Information Security Specialist

Job Description:

Integrated in Deutsche Bank’s Chief Security Office (CSO), the Information Security Threat Operations team is responsible for mitigating these risks. The Information Security Threat Operations team enables the business of Deutsche Bank by providing agile security operational capabilities.

You will be responsible for the full range of tasks associated with the detection of cyber threats in a fast-paced environment for Deutsche Bank’s both on-prem and cloud workloads, using both cloud based and on-prem managed SIEM/SOAR solutions. Our Operations team is focused on helping develop Deutsche Bank’s new architecture, platforms/systems, organizational and operational processes to allow for the detection of cyber threats. Once established the focus will shift stronger into the development to detect new threats and perform threat hunting while incorporating change in an evergreen environment.

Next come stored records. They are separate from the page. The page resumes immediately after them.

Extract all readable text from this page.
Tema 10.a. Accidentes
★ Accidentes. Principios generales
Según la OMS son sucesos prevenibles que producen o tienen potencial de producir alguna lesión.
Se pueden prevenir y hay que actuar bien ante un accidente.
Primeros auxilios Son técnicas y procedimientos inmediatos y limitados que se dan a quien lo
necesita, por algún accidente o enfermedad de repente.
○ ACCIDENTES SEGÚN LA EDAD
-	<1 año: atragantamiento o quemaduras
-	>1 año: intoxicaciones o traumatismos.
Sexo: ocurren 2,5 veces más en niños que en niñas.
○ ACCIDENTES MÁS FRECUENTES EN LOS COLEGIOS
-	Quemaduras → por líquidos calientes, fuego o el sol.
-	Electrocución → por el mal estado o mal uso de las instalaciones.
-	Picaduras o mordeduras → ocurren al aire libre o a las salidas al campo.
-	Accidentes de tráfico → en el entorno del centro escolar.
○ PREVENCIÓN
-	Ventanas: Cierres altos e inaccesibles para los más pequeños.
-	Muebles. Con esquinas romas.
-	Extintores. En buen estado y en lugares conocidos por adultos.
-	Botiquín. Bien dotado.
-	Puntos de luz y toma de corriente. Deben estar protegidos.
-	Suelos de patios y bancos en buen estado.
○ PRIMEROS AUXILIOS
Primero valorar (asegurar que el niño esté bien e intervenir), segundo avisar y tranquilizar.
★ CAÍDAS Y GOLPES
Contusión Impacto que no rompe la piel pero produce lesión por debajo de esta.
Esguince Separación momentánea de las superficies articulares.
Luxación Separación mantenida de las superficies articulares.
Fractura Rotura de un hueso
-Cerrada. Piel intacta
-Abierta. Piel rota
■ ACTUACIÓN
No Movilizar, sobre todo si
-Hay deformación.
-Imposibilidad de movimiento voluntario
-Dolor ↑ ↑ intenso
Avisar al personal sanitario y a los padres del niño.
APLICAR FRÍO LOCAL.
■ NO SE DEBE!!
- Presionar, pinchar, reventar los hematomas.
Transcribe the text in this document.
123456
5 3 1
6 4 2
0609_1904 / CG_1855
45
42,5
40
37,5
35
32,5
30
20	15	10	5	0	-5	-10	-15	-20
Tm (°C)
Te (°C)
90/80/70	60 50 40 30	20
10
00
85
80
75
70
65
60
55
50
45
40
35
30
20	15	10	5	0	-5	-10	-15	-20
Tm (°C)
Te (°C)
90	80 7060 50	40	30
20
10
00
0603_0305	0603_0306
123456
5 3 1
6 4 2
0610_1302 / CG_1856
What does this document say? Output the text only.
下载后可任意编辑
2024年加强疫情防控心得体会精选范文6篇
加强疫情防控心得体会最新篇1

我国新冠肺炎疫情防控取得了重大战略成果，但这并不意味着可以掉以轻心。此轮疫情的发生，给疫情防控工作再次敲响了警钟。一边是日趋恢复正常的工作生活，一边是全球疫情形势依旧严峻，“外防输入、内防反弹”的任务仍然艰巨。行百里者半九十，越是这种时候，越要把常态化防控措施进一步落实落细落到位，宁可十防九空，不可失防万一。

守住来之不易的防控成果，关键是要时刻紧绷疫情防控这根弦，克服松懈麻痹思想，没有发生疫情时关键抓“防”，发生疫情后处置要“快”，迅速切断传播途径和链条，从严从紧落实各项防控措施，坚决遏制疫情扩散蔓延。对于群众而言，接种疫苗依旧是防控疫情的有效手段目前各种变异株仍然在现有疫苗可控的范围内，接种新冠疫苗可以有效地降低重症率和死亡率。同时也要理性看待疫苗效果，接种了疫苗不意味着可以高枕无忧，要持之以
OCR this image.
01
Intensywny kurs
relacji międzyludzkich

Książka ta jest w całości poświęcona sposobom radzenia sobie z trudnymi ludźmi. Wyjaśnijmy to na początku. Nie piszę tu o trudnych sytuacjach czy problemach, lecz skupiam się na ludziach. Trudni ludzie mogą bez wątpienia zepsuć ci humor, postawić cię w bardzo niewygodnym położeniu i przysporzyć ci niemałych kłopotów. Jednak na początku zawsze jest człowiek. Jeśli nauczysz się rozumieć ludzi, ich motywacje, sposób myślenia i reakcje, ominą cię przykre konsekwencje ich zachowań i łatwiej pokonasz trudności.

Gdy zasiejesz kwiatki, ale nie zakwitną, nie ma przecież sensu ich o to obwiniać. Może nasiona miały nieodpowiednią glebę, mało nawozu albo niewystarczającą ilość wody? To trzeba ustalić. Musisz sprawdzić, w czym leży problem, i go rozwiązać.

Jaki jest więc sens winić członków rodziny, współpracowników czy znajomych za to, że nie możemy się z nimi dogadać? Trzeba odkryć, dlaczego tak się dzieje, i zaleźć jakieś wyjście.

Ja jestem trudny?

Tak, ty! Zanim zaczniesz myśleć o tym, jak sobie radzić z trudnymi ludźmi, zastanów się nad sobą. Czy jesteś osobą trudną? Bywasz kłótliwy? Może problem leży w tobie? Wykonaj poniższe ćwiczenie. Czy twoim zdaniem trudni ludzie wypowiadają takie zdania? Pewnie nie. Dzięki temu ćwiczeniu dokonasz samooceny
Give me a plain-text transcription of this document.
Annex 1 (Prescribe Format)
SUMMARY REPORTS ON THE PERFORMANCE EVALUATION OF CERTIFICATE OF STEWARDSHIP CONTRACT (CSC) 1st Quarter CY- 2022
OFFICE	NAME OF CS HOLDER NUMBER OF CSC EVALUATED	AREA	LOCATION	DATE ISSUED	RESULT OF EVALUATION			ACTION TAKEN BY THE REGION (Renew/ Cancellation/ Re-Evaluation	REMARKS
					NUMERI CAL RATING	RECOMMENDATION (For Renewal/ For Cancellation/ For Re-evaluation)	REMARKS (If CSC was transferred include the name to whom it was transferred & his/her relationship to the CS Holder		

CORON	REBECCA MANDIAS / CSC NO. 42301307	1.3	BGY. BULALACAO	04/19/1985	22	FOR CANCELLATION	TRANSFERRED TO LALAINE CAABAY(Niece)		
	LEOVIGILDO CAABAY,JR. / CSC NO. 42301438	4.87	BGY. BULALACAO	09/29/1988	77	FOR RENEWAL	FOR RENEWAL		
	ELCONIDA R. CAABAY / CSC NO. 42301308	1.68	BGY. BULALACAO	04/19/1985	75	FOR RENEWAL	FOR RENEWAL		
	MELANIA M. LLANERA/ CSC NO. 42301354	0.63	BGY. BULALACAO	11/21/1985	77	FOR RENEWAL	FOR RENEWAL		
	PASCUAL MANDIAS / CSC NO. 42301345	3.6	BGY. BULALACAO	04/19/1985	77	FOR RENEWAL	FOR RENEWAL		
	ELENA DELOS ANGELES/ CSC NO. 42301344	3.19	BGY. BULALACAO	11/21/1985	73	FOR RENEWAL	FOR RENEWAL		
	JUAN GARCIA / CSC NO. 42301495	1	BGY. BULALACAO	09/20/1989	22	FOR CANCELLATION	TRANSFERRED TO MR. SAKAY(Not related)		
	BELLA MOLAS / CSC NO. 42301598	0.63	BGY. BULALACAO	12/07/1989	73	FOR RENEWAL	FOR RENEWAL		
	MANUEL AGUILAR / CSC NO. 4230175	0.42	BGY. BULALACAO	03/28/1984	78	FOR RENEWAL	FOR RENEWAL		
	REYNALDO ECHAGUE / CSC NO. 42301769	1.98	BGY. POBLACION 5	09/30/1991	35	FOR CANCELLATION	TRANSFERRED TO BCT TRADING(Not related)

This will involve maintaining a close dialogue with various units and stakeholders for the purpose of detecting and assessing potential risks to critical business infrastructure and services.

 Responsibilities:

• You will be expected to be able to identify areas for improvement and take accountability to drive security topics forward within and outside the team;
• In this role, you will also contribute to the development of Security Information and Event Management (SIEM) content, including detection use cases, automation playbooks, reports, network and asset model management, dashboards, rules/logic, documentation, and process establishment;
• Collaborate with other security specialists and experts to support the architecture, design and implementation of services and processes to support our mission of detecting cyber threats;
• Work in close cooperation with Cyber Intelligence, Incident Response, and the Security Operations Centre for the purpose of extending and strengthening the division’s capabilities relating to threat analytics;
• This will include managing and overseeing a range of sophisticated tools and services aimed at detecting cyber threats/incidents and responding to them in a determined manner;
• Define RFP (Request for Proposal) and SOW (Statement of Work) requirements and be actively involved in the procurement process for both security solutions, in the threat detection realm, and MSSP (Managed Security Service Provider) services,  in order to fulfill the team’s mission to protect the bank.

Skills

• Having at least 2-year experience in developing, modifying, enhancing, and fine-tuning detection and alerting/threat hunting use-cases in any type of SIEM solution (Splunk, LogRhythm, QRadar) or at least 1-year of experience of working with cloud based SIEM solutions (Sentinel, Chronicle).
• Experience with industry known detection query languages: KQL, Sigma, YARA, YARA-l, SPL, etc.
• Familiarity with Cyber Security Incident Response or computer forensic processes, or a strong interest and capability to learn the fundamentals of security operations within a short time.
• Experience of automating smaller tasks in a short amount of time, e.g., with scripting languages such as Azure CLI, PowerShell, Go, Python, etc.
• Experience with assessment, development, implementation, optimization, and documentation of a comprehensive and broad set of security technologies and processes (secure software development /Application Security, data protection, cryptography, key management, identity and access management, network security) within SaaS, IaaS, PaaS, and other cloud environments

• Have at least 3 years’ work experience in the fields of either: Encryption; IAM (Identity & Access Management), Security Monitoring & Incident Response, Network Security, Pen Testing, Security Operation, Application Security
• Bachelor’s or Master’s degree from an accredited college or university with a focus on cloud and network technology, software development, or IT security.

• Certifications as Comptia Security+, CCNA, Splunk Power User, CISSP
• Any relevant Cyber Security Certifications

Well-being & Benefits

• A healthy, engaged, and well-supported workforce are better equipped to do their best work and, more importantly, enjoy their lives inside and outside the workplace. That’s why we are committed to providing an environment with your development and wellbeing at its center.
• Competitive salary
• 24 days’ holiday + loyalty days + bank holidays (weekdays offered for bank holidays on weekend days)
• Flexible working hours and working from home.
• Private healthcare and life insurance
• A culture of continuous learning with coaching and support from experts in your team

We strive for a culture in which we are empowered to excel together every day. This includes acting responsibly, thinking commercially, taking initiative and working collaboratively.

Together we share and celebrate the successes of our people. Together we are Deutsche Bank Group.

We welcome applications from all people and promote a positive, fair and inclusive work environment.